The engravers' signatures discussed in this book were inscribed over a
thousand years ago on the metal surfaces of coin dies which measured no
more than three and half centimetres in diameter. Although not a single
signed die has survived to the present day, a small number of the many
thousands of coins made from them remain in coin collections all over
the world. What do these tiny marks have to tell us about the early
medieval Islamic world? In fact they tell us a great deal about the
working lives of two metalworking craftsmen, Muj?b and ?asan, who made
dies for mints in Afghanistan and Iran (293/905 to the 360s/970s). The
signatures allow us to identify a number of dirham dies that can be
attributed to each engraver. By comparing the style of these signed dies
with unsigned dies of the same period we can build up a corpus of
objects that can be attributed to each craftsman. The die corpus
provides a pool of evidence upon which to base a detailed study of the
engraver's working practices. It allows us to see how he manufactured
these objects, what kind of tools he used, the styles of script he chose
and even the mistakes he occasionally made.
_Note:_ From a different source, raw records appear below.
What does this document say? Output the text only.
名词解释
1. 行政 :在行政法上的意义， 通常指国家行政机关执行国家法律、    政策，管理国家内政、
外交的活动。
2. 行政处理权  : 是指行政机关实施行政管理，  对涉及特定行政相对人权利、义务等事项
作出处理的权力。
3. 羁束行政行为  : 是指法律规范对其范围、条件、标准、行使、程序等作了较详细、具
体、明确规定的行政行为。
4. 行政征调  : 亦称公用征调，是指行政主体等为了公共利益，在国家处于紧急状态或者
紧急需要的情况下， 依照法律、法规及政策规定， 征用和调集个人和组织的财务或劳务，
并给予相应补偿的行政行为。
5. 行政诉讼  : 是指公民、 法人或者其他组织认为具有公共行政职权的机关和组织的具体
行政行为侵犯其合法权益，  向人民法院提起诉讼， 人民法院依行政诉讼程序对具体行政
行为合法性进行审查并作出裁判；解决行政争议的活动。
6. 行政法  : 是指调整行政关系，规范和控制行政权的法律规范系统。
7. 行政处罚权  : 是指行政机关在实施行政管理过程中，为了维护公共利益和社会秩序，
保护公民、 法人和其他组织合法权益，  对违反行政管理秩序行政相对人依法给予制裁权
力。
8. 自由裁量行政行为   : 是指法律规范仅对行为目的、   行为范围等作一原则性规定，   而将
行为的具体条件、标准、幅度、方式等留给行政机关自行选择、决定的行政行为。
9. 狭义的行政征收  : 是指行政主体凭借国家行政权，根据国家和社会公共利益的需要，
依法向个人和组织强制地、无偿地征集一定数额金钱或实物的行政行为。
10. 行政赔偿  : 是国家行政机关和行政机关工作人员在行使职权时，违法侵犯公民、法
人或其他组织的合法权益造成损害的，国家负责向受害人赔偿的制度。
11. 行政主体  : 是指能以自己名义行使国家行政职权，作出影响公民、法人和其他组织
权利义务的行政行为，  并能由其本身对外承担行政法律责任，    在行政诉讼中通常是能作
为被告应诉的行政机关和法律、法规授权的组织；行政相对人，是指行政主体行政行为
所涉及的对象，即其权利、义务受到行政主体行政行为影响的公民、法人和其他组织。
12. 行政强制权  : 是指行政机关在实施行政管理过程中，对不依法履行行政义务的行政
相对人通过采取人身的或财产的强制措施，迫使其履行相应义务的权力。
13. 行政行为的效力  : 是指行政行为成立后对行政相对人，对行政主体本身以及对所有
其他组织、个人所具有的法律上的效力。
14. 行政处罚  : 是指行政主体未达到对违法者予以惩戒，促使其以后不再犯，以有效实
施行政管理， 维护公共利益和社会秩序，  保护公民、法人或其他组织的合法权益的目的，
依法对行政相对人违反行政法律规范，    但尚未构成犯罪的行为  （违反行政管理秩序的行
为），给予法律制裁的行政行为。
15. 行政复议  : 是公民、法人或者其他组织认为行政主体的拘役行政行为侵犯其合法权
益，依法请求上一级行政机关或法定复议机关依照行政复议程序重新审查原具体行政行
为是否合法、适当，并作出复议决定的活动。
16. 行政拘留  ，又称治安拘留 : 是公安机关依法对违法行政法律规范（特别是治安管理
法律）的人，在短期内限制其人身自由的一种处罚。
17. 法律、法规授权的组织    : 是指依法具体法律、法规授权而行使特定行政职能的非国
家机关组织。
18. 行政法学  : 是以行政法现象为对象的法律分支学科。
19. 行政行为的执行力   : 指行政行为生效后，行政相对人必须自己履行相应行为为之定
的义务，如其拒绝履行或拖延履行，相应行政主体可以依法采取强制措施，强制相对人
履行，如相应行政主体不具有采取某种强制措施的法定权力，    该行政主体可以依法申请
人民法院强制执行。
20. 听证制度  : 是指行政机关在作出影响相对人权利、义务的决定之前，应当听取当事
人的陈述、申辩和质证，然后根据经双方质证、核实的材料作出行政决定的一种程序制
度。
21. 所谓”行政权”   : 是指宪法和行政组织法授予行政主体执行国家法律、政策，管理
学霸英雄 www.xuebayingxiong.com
Our engravers' working
environment was very different to that of the caliphal period which
preceded it. When the unitary caliphal state fragmented into numerous
successor state polities, the highly regulated centralised caliphal die
workshop disappeared. Since there were no trained dirham die engravers
in the successor states, the new rulers were forced to employ craftsmen
who had learned their profession as metalworkers or gemcutters in the
bazaar, whence they brought their signing practice into the mint. The
signing phenomenon, though short-lived, illustrates the momentous
changes caused by the collapse of the caliphal monetary system.